During last night's debate, Brian Williams prefaced a question about the death penalty to Governor Rick Perry by saying, "your state has executed 234 death row inmates, more than any other governor in modern times," to which the audience at the Ronald Reagan Museum and Library responded with applause.
Williams then asked, "have you struggled to sleep at night with the idea that any one of those might have been innocent?" "No, sir, I've never struggled with that at all," Perry responded. "In the state of Texas, if you come into our state and you kill
one of our children, you kill a police officer, you're involved with
another crime and you kill one of our citizens, you will face the
ultimate justice in the state of Texas, and that is you will be
executed." The audience again cheered.
"What do you make of that dynamic that just happened here, the
mention of the execution of 234 people drew applause?" Williams asked. "I think Americans understand justice," Perry explained.
Rick Perry has presided over a criminal justice system in Texas which has failed to provide capital defendants with qualified counsel or adequate funds to obtain a fair trial.
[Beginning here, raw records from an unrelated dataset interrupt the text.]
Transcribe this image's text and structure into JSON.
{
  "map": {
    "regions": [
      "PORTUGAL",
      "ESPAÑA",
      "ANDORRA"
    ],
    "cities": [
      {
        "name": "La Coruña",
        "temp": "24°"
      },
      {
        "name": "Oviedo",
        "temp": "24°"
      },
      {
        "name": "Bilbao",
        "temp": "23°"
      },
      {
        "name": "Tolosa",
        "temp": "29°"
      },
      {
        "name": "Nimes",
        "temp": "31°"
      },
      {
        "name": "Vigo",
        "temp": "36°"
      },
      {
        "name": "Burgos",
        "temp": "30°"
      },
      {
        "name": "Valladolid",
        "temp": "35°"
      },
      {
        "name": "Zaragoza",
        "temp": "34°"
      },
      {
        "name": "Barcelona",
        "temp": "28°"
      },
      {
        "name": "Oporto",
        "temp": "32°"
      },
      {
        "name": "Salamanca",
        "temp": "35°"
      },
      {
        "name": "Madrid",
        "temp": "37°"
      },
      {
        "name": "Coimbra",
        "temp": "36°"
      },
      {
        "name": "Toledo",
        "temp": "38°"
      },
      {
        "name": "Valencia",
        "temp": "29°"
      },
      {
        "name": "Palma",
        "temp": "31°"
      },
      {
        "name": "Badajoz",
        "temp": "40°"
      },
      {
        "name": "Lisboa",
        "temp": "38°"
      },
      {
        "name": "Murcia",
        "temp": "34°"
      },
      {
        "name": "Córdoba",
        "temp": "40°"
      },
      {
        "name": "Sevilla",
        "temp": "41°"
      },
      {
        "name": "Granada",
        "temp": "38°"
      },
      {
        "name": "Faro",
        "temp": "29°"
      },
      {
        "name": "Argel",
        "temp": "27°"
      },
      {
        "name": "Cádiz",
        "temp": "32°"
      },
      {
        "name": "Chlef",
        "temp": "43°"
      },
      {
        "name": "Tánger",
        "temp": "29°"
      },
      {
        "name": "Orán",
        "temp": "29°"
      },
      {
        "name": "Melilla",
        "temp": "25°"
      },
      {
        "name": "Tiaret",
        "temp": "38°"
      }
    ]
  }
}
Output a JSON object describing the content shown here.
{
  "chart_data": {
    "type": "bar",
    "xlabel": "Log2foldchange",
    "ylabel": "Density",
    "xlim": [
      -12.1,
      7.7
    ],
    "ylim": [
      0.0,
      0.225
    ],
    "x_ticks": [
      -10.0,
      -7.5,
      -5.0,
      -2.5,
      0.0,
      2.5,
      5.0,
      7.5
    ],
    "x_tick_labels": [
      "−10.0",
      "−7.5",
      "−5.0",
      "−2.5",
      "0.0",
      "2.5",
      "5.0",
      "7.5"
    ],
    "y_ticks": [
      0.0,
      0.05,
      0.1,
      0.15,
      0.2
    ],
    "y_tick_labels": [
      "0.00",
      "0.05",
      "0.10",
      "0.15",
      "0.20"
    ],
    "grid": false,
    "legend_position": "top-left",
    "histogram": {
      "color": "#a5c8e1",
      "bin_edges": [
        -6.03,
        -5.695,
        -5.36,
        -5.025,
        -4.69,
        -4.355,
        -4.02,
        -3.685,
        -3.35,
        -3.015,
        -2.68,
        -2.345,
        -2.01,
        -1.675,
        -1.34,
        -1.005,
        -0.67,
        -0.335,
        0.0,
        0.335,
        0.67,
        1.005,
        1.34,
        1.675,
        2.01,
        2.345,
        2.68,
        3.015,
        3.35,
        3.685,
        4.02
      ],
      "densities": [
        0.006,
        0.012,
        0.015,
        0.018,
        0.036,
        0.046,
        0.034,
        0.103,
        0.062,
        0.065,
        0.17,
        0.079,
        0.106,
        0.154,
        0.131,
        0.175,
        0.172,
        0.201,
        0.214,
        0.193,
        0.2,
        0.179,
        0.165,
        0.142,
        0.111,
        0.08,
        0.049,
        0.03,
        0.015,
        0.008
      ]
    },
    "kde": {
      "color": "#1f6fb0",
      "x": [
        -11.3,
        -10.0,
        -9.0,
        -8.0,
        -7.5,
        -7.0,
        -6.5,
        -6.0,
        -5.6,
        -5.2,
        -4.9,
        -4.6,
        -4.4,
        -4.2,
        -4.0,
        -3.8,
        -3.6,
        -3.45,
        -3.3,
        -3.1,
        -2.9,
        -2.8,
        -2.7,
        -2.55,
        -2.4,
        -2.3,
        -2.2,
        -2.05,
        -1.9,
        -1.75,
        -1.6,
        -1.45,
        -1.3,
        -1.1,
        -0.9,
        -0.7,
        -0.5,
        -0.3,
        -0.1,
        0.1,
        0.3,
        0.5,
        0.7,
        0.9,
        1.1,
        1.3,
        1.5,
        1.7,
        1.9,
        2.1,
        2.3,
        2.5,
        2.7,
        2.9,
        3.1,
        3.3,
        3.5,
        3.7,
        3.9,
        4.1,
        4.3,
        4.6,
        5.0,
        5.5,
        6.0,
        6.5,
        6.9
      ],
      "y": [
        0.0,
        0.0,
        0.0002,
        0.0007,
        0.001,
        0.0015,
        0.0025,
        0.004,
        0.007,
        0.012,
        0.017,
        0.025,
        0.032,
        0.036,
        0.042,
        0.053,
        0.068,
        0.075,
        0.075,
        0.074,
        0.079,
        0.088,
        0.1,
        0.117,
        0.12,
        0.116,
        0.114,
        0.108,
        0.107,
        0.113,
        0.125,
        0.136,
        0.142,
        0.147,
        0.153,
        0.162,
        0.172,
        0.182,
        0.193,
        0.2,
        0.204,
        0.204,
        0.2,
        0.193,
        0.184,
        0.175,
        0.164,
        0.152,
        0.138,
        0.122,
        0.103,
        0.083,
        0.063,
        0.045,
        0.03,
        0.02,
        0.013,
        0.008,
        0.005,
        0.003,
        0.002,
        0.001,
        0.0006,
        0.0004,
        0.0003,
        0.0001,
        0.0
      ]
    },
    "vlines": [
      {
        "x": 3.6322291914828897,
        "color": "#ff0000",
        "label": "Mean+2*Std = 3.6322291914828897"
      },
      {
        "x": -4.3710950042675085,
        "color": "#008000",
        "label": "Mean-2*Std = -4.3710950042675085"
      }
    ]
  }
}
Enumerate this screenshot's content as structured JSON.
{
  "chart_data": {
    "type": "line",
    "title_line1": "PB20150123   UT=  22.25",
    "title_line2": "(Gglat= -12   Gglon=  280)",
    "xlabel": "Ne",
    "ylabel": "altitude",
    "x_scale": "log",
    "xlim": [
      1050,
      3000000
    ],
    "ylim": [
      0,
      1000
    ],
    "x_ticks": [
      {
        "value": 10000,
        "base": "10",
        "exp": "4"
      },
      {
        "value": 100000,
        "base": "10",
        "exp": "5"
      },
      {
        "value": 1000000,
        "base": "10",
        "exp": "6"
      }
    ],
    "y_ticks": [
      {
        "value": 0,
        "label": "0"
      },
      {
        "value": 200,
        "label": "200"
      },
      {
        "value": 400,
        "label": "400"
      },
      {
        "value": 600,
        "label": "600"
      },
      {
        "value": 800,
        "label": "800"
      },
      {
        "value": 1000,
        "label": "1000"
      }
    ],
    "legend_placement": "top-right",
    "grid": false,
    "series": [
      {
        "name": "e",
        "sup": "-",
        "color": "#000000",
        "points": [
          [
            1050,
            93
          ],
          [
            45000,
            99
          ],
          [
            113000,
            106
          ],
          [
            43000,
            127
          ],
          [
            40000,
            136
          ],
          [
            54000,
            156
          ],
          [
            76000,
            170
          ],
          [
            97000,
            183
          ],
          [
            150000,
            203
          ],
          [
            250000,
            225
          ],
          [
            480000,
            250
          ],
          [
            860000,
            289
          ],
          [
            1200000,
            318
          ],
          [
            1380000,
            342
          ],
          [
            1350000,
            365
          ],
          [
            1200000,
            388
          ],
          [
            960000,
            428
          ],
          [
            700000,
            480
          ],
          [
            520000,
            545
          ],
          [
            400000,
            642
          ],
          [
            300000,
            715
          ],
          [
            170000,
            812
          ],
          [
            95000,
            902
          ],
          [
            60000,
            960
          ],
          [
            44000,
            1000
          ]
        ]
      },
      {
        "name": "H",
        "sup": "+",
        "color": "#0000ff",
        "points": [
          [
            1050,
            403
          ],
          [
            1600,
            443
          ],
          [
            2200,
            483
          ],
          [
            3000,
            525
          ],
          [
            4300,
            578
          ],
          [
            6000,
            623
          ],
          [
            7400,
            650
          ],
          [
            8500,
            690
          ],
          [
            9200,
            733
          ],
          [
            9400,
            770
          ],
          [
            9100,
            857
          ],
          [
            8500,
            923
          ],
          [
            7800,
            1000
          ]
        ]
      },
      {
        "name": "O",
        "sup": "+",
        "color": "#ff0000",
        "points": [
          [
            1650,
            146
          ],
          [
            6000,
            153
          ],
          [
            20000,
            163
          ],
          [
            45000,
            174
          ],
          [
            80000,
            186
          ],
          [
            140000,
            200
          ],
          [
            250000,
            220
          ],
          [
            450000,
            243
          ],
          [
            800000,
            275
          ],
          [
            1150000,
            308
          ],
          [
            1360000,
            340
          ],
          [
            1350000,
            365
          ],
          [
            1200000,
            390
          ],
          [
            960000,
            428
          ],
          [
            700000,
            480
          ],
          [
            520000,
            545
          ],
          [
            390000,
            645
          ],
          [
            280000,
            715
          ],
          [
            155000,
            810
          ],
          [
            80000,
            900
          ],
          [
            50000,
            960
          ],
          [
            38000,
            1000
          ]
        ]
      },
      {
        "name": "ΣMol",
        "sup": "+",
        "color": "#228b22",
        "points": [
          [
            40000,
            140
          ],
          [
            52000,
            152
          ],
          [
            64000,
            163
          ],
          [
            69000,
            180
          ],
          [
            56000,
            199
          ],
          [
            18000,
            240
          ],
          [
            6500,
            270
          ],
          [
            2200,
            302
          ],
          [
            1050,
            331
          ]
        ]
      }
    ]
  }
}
Among the unprecedented 234 executions, there is at least one with overwhelmingly strong evidence of innocence, but Perry has successfully thwarted any meaningful investigation. He has flouted international law and rejected pleas from not only the President but from diplomatic and military leaders in executing foreign nationals who were deprived of their consular rights. A psychologist who examined 16 inmates subsequently sentenced to death, including two who have been executed, and found them intellectually competent, has since been banned from performing mental evaluations due to using "unscientific" methods.
I'm not sure what is more troubling, the fact that Governor Perry is proud of such a despicable record or that it is so easy to rely on it as an applause line.